Ageism and Interim Management

There is a tendency to assume that employers veer towards people with less experience in the market place. Why is that? Do they consider the mature applicant to be less flexible, less driven and less technologically aware? It would be naive to think that age isn’t taken into account, when employers are looking at a prospective applicant. However the number of people working beyond the age of 65, is, apparently, rising by a third, according to the ‘office of National Statistics and so the competition for challenging senior roles will increase; this is especially true of the ‘Interim Management’ market place.

A great many ‘purchasing’ activities are ‘project’ driven – therefore it would follow that the older one is, the greater the experience on a diverse range of projects. Functional projects such as – business process re-engineering, information technology, financing of new product launches, franchising and licensing agreements, critical commercial negotiations, export development and sales improvement etc.,

In an increasingly competitive business environment, mature ‘Interim Managers’ would be required for their length of experience for short-term needs arising from acquisitions or sudden take-overs; relocation and expansion or consolidation of facilities in the office or manufacturing environment; privatisation issues; start-up or close-down of a company, subsidiary or division; productivity, efficiency or profitability improvement needs. The list is endless. Many organisations managing ‘change’ find the best way to ensure success and of course avoid costly mistakes is to appoint a senior interim manager who has the necessary skills at hand to quickly establish what needs to be done; that well-trodden path of maturity and experience is required to ensure that these needs are translated and understood properly and very importantly to ensure it all happens on time.

Often project times are in fact cut dramatically leading to considerable competitive advantages and substantial budget and cost savings.

In today’s climate as companies have down-sized-thus causing the loss of a senior executive, for whatever reason, this can often cause a very negative impact on many organisations. Therefore experienced interim managers ‘come into their own’ during times of crisis, filling gaps caused by sudden departures of key executives, for reasons of sickness, resignation or death; for dismissals, both planned and unplanned; protracted recruitment difficulties, caused by scarcity or unusual market factors; maternity leave cover etc., It is vital, therefore, given these scenarios, that speed is of the essence. Having gained this enormous wealth and breadth of experience, the more mature applicant is sensibly overqualified and has the ability to be able to step in at a moment’s notice and has the ‘know how’ to make a virtually immediate impact on the defined tasks, to fill the vacuum of leadership, to be a self-starter and to literally ‘hit the ground running!’
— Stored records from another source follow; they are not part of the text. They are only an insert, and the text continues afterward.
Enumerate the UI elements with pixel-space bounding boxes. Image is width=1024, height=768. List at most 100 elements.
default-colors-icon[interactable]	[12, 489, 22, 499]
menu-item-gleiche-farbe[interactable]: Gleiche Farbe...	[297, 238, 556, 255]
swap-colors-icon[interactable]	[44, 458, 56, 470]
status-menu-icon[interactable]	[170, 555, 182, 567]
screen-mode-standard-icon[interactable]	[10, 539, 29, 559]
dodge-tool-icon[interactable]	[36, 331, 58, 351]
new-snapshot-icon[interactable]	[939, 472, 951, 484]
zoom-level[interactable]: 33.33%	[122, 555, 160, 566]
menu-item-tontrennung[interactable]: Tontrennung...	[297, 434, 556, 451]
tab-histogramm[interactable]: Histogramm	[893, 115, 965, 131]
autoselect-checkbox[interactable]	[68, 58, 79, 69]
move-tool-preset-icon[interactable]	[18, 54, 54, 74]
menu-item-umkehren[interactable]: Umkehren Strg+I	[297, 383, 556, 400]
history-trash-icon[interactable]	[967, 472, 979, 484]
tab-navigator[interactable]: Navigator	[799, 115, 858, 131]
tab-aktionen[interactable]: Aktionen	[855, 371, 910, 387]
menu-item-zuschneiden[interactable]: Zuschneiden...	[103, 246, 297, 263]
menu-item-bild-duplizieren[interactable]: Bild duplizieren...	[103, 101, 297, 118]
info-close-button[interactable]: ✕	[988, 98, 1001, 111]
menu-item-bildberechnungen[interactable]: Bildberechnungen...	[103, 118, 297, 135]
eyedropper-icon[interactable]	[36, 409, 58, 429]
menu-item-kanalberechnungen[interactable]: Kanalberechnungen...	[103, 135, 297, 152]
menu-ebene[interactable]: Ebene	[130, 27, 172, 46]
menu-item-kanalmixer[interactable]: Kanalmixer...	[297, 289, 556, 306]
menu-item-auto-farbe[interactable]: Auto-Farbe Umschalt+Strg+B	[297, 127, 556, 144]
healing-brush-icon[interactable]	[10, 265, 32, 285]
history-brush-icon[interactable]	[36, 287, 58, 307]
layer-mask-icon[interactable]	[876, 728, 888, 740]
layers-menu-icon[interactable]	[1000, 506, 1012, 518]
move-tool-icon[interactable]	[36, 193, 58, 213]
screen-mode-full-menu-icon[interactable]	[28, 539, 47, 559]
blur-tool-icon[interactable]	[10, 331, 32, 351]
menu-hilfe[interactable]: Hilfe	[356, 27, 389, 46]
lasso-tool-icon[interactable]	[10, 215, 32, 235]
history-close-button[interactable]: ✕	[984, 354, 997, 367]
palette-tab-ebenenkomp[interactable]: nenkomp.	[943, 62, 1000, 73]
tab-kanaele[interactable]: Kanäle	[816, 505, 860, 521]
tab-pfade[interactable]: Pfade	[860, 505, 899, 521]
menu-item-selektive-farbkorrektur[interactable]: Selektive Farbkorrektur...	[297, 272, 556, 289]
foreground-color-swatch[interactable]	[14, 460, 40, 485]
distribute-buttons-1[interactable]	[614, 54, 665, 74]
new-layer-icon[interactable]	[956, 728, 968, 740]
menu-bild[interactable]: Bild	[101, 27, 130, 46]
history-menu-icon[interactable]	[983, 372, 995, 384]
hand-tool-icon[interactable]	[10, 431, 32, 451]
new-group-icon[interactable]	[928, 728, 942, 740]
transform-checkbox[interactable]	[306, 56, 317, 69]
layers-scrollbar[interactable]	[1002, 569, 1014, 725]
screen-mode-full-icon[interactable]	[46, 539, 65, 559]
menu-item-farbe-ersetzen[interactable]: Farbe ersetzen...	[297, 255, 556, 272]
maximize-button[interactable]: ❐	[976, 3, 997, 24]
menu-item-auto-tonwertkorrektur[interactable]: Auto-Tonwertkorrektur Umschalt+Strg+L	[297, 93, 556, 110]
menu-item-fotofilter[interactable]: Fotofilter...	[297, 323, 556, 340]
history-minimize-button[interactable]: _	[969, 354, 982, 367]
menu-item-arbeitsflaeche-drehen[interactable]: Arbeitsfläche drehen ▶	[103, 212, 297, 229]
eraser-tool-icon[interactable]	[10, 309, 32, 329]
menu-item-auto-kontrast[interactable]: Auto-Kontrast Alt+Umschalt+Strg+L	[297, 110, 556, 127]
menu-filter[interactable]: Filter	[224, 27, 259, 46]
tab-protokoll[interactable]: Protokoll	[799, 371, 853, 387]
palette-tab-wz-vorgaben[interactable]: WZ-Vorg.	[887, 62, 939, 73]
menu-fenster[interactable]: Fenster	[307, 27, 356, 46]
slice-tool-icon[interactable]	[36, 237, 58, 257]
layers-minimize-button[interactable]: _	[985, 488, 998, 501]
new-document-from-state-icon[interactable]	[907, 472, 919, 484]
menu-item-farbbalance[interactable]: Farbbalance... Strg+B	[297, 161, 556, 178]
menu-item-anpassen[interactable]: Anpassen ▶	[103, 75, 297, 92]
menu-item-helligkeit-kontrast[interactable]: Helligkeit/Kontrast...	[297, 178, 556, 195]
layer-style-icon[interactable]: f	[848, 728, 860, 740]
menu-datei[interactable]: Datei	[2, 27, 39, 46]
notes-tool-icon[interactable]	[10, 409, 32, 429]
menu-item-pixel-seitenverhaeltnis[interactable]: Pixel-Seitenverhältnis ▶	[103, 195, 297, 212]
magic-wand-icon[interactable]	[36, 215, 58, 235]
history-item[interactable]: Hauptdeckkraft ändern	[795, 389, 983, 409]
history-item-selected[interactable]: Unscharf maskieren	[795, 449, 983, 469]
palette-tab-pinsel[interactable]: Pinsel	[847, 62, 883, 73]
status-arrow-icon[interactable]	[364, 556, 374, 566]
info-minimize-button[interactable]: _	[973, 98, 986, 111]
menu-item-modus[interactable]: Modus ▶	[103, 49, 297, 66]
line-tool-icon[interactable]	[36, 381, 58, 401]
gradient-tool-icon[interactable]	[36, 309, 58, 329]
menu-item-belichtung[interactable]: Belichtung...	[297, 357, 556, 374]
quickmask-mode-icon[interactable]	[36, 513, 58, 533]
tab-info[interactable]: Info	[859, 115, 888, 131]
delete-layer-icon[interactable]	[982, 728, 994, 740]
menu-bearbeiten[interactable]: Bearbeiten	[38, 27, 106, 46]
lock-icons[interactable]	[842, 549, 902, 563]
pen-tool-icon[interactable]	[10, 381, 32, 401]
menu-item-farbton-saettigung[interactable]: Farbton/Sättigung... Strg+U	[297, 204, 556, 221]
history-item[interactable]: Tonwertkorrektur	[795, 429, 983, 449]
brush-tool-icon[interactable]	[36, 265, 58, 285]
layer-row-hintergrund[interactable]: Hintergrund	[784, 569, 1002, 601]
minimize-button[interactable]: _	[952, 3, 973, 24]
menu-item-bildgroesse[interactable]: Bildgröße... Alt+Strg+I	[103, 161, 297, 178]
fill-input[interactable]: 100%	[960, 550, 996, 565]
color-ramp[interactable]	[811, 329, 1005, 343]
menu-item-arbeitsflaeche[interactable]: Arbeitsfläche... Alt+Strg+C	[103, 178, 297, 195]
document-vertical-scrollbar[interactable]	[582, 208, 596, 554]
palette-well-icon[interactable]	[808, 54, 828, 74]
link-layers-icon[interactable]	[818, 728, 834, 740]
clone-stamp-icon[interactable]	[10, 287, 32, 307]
The experienced and more mature ‘Interim Managers’ are often the preferred choice when it is necessary to fill a critical vacancy, pending recruitment. Often senior executives can take around six months or more to recruit and of course the client really cannot afford to wait that long. The primary objective is to ensure that business momentum is maintained with the ‘day-to-day’ running of an organisation. The senior ‘Interim Executive’ must, therefore, be immediately available and suitably very experienced and certainly over-qualified to be effective immediately on day one.
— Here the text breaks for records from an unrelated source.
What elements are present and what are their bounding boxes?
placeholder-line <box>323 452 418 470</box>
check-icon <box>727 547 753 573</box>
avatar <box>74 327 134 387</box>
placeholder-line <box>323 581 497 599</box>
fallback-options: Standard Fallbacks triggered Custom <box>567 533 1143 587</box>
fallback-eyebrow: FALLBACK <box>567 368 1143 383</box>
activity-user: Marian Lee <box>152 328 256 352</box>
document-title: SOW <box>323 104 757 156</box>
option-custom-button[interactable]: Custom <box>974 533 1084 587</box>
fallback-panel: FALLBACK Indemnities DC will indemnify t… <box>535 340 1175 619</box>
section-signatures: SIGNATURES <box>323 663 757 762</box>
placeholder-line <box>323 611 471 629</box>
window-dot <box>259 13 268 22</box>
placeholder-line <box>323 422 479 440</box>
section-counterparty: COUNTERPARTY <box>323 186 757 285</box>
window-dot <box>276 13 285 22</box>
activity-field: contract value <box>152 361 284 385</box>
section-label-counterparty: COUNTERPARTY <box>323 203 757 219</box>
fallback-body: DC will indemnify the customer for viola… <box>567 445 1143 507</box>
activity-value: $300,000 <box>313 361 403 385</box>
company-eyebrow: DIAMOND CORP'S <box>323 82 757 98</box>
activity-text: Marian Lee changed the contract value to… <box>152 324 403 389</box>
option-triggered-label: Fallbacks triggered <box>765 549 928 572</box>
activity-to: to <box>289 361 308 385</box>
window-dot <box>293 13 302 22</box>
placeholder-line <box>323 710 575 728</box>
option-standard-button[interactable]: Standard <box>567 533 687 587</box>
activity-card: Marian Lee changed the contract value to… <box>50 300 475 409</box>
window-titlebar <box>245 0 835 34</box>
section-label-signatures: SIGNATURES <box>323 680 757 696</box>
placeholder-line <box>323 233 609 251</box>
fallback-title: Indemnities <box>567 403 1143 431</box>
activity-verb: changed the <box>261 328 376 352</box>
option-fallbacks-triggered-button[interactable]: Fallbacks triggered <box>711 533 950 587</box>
The client may wish the interim not to make hasty changes until the full-time recruit arrives, so that the individual is able to stamp their own mark on the company. However, engaging an experienced interim enables the client to obtain an outsider’s impartial view of the business and to achieve some rapid deliverables. They have no agenda and are able to take unpopular decisions if necessary. The older interim would probably have far more confidence to be able to do this, as it only with maturity and experience of people and situations over a lengthy period of time, that would enable them to make some very tricky decisions. The more junior members of an organisation are more likely to listen and respect their judgement as they are able to stand outside the internal politics. Some very confident negotiating skills, would be an absolute necessity!
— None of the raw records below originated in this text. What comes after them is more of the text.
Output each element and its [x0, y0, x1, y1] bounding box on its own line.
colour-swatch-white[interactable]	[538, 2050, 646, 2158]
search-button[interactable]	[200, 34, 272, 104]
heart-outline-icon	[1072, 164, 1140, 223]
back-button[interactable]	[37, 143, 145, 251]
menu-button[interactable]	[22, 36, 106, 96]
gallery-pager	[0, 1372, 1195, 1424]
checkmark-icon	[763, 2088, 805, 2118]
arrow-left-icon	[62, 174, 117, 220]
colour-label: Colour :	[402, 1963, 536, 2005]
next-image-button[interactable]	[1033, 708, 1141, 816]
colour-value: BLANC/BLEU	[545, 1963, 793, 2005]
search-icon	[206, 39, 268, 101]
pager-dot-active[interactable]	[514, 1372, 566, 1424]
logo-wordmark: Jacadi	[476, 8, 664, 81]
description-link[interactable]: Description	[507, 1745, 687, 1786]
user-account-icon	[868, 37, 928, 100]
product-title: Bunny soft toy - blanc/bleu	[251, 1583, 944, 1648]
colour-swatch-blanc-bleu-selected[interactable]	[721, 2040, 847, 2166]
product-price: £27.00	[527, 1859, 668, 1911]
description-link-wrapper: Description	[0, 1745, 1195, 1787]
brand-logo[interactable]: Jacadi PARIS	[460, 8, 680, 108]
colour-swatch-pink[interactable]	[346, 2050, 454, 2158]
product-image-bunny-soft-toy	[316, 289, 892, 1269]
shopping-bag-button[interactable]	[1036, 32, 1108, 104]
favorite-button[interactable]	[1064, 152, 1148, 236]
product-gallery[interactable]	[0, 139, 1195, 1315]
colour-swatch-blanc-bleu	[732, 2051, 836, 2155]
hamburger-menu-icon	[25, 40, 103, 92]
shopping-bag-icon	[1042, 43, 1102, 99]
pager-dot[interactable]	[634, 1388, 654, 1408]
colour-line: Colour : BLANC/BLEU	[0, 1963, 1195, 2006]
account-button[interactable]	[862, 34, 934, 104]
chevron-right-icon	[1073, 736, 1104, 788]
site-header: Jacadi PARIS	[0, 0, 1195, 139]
It is therefore no surprise when analysis of the age of all executives shows that 85% are between 40 & 60 years. It is generally considered that below the age of 40 it is less likely that an individual will have the necessary experience to meet the demanding standards of an ‘Interim Executive’ especially in terms of either his or her ability to transfer skills and experience quickly to a new client environment. It is therefore incumbent on the ‘mature’ applicant to challenge any perceived prejudices, by ensuring that they have presented themselves as ‘the very best person for the assignment.’